Anyhow, we skipped that part and went straight to making the soup. First we shaped and fried the delicious little cheese and corn dumplings, and then we threw a bunch of vegetables into the soup pot to boil. While it was simmering, Rosalind and Davie made rubber band bracelets and Rosalind's mom braided my hair.

We ended up having too many dumplings for the soup, so Rosalind's mom quickly adapted them into a sweet, donut-like dessert called buñuelos. Buñuelos, a popular Nicaraguan street food, are apparently just deep-fried corn and cheese balls drizzled with a sweet syrup. When they were done, we hauled everything up to their family dining room and partook in the feast together. "Que rico!" we said.

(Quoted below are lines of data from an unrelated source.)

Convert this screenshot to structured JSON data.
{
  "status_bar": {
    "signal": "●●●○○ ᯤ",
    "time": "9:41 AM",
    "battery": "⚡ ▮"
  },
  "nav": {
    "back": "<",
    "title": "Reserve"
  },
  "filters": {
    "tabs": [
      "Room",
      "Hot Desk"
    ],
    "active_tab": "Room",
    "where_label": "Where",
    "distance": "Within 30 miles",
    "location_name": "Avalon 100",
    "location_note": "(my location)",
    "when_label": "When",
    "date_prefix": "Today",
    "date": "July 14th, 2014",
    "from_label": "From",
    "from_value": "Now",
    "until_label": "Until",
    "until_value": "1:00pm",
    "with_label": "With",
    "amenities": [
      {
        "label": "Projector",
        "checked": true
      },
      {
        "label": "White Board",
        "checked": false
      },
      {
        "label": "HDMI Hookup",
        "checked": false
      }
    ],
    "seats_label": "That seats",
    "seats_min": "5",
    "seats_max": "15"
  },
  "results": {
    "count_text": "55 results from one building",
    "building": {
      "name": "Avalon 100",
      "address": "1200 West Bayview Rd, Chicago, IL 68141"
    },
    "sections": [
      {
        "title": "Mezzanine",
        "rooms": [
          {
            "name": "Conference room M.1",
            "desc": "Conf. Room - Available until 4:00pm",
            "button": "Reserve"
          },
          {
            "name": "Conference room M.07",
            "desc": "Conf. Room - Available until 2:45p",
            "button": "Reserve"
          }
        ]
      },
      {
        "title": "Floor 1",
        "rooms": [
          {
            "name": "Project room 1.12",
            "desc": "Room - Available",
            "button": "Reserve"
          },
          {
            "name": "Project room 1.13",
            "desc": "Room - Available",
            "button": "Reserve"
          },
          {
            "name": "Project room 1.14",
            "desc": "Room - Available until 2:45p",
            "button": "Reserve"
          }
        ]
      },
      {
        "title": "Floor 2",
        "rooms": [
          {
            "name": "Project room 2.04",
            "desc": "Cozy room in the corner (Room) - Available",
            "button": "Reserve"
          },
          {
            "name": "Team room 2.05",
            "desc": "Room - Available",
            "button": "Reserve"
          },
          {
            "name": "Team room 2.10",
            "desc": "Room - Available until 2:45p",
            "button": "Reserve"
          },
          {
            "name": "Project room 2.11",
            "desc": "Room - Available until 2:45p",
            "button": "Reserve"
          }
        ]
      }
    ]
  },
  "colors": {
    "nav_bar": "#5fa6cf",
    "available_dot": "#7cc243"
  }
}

Sopa de Cuajada / Cheese Soup

For the dumplings:
1 lb. of maseca, or corn flour
1 lb. of cuajada, or white farm cheese
salt to taste

Mix these ingredients together and shape them into little balls, 1 or 2 inches in diameter. Carefully drop them into a pan of hot oil and deep fry them for a few minutes, until brown.

For the soup:
2 potatoes, diced
1 onion, diced
1 green pepper, diced
1/4 cup of mint leaves
1 liter of water

Boil vegetables and water until the potatoes are soft. Then add:

3 cups of milk
1 teaspoon of achiote (a red spice that I don't think there is an English word for)
2 chicken bouillon cubes

Mix together until bouillon cubes dissolve. Throw in the dumplings right before serving. If you have leftover dumplings, you can easily make . . .

Buñuelos / Donuts

Heat up a chunk of dulce (or you can use 2 cups of brown sugar) with a tablespoon or two of water, until it becomes liquid. Pour this hot syrup over the corn and cheese dumplings and let them soak in it until you're ready to eat them.